Klinik Mutiara Cikutra

Kenali Penyakit Glaukoma ‘Si Pencuri Penglihatan’ Pada Mata

Kenali Penyakit Glaukoma ‘Si Pencuri Penglihatan’ Pada Mata

Kenali Penyakit Glaukoma ‘Si Pencuri Penglihatan’ Pada Mata

glaukoma

Glaukoma merupakan penyakit yang merusak saraf mata pusat sehingga menyebabkan penyempitan lapang pandang. Perjalanan penyakit glaukoma biasanya berjalan lambat sehingga penderita sering tidak sadar tentang gejala yang dialaminya dan biasanya datang berobat sudah dalam keadaan terlambat dengan kerusakan cukup luas. Oleh karena itu, glaukoma bisa mengakibatkan kebutaan secara permanen. Yuk, simak lebih lanjut penyakit glaukoma yang sering diberikan istilah ‘Si Pencuri Penglihatan!

glaukoma
Credit Photo : Big Stock / Guniita

PENYEBAB GLAUKOMA

Glaukoma disebabkan karena peningkatan tekanan bola mata lebih dari 21 mmHg. Tekanan bola mata normal adalah 10-20 mmHg. Faktor risiko glaukoma yaitu usia lebih dari 40 tahun, riwayat keluarga dengan glaukoma, dan minus tinggi (lebih dari 6). Penyakit kencing manis (diabetes melitus) dan darah tinggi (hipertensi) juga menjadi faktor risiko seseorang mengalami glaukoma.

JENIS GLAUKOMA

Glaukoma Sudut Tertutup

Glaukoma sudut tertutup terjadi secara akut, biasanya muncul keluhan seperti nyeri pada mata, mual, muntah, mata merah, penglihatan mendadak buram. Tekanan bola mata dapat mencapai 40-50 mmHg. Glaukoma sudut tertutup disebabkan karena sudut bilik mata depan tertutup sehingga menutup saluran keluar air yang terdapat pada bilik mata depan.

Glaukoma Sudut Terbuka

Glaukoma sudut terbuka terjadi lebih lambat dan kadang tidak disertai rasa sakit maupun mata merah. Glaukoma sudut terbuka merusak saraf mata pusat secara perlahan sehingga penderitanya sering tidak merasakan adanya gejala. Glaukoma tipe ini diakibatkan karena sudut bilik mata depan terbuka namun terdapat tahanan pada saluran keluar air yang terdapat pada bilik mata depan. Pada tahap lebih lanjut dapat terjadi penyempitan lapang pandang sehingga penderitanya akan sulit melihat.

PENCEGAHAN GLAUKOMA

Untuk mencegah seseorang mengalami glaukoma, hingga saat ini belum ada pencegahan khusus yang dapat dilakukan. Cara terbaik adalah dengan melakukan deteksi dini untuk mencegah terjadinya kebutaan pada kasus glaukoma. Jika kasus glaukoma semakin cepat ditemukan, maka pengobatan dapat diberikan di tahap awal untuk menjaga agar lapang pandang masih tetap terjaga. Cara yang paling tepat yaitu dengan melakukan pemeriksaan mata rutin minimal setiap 6 bulan sekali terutama pada orang-orang yang memiliki faktor risiko untuk mengalami glaukoma.

PENGOBATAN GLAUKOMA

         Sampai saat ini belum ada obat yang dapat mengembalikan serabut saraf mata rusak menjadi kembali lagi pada penyakit glaukoma. Pengobatan yang diberikan adalah untuk mempertahankan penglihatan dan menurunkan tekanan bola mata. Untuk menurunkan tekanan bola mata, biasanya dokter akan memberikan obat tetes mata ataupun obat minum dan terkadang pemberian lewat infus jika diperlukan.
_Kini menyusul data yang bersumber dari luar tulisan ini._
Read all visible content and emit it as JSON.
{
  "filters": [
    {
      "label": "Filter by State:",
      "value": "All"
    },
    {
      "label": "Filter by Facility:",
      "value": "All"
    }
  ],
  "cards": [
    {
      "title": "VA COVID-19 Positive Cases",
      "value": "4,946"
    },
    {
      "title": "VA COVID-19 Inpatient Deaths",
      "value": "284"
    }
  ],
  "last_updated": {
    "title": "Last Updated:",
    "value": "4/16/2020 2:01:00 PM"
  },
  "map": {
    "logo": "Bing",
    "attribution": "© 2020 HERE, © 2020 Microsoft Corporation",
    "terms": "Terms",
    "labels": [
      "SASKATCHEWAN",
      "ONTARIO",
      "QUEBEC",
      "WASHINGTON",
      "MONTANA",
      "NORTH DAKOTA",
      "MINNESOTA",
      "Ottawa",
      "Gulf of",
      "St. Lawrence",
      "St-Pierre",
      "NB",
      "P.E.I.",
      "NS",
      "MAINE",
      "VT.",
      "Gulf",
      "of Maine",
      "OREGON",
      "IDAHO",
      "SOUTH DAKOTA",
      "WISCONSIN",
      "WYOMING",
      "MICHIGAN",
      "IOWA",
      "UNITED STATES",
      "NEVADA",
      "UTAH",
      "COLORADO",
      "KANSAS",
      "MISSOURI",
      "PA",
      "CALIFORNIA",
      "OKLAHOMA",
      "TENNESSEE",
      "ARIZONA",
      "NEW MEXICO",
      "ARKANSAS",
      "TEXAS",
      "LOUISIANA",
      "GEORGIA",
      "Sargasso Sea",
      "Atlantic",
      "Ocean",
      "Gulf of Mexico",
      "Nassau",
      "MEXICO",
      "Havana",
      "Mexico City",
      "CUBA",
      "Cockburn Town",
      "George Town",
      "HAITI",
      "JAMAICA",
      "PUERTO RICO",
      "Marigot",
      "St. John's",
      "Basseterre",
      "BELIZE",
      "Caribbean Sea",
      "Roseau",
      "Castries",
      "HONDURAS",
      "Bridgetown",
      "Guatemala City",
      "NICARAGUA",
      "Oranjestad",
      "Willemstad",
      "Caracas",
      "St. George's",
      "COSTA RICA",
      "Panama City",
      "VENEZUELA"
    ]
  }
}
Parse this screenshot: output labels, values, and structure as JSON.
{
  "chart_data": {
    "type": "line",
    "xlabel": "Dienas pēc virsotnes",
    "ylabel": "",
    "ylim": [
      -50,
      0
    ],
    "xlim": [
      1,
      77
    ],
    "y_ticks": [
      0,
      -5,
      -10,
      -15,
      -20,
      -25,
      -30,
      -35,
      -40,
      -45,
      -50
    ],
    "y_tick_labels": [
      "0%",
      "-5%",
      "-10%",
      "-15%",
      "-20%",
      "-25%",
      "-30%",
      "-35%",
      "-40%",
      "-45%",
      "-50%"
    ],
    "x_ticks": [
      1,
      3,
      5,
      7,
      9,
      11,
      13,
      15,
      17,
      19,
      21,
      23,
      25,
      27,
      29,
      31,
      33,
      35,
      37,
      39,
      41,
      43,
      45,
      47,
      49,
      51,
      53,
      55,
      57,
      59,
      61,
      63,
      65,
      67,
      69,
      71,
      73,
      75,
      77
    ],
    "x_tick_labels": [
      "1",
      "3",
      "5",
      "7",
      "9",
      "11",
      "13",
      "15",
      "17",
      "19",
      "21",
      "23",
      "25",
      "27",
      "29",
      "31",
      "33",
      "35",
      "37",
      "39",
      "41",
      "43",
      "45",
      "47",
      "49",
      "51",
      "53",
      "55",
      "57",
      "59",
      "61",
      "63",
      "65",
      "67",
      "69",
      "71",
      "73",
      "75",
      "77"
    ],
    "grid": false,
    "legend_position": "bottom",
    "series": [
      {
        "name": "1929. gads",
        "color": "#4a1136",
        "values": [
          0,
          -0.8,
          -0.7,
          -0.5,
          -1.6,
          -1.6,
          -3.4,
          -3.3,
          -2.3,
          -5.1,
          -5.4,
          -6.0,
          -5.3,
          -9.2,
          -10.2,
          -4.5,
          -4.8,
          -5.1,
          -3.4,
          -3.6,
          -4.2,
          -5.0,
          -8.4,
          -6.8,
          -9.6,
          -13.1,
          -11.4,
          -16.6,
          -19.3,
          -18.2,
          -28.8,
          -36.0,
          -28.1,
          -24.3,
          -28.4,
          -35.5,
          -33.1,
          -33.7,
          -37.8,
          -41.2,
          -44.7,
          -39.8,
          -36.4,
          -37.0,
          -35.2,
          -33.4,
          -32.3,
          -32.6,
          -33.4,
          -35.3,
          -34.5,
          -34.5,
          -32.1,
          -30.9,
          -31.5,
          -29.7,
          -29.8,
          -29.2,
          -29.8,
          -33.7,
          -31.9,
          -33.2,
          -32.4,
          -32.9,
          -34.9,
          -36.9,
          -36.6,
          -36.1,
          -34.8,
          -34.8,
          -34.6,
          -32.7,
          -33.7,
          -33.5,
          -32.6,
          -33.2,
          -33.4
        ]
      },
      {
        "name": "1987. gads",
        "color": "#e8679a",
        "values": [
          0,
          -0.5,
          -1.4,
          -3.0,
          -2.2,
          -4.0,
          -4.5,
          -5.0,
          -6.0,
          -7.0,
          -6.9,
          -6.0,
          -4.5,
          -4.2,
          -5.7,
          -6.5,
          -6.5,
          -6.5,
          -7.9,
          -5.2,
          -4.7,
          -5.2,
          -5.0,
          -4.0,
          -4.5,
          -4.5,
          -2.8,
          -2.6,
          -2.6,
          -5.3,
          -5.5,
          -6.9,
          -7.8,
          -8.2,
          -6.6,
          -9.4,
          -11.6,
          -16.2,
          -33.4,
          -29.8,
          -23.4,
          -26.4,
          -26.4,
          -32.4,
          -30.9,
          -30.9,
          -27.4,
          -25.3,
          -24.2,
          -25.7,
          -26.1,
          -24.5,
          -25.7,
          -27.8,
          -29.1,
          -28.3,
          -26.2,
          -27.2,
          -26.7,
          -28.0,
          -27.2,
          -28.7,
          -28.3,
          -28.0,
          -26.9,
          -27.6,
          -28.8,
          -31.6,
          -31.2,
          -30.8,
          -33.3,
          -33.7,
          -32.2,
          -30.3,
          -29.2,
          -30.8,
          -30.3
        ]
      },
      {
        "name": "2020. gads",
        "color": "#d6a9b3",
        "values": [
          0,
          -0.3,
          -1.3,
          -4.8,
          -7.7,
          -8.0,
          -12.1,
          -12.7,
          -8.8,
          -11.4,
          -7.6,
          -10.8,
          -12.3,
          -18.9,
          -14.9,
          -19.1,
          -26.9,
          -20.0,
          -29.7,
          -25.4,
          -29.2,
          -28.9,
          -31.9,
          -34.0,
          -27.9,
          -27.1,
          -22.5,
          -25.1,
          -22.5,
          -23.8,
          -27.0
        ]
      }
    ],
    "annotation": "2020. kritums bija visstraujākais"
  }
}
Namun, apabila dengan obat-obatan yang diberikan, tekanan bola mata masih belum terkontrol, maka harus dilakukan tindakan laser atau operasi pembuatan saluran. Bila tindakan laser tidak dapat dilakukan, maka tindakan operasi menjadi pilihan untuk membuat saluran agar cairan dapat disalurkan sehingga tekanan bola mata dapat turun. Jika tekanan bola mata dapat turun, maka dapat mempertahankan fungsi penglihatan dan meningkatkan kualitas hidup.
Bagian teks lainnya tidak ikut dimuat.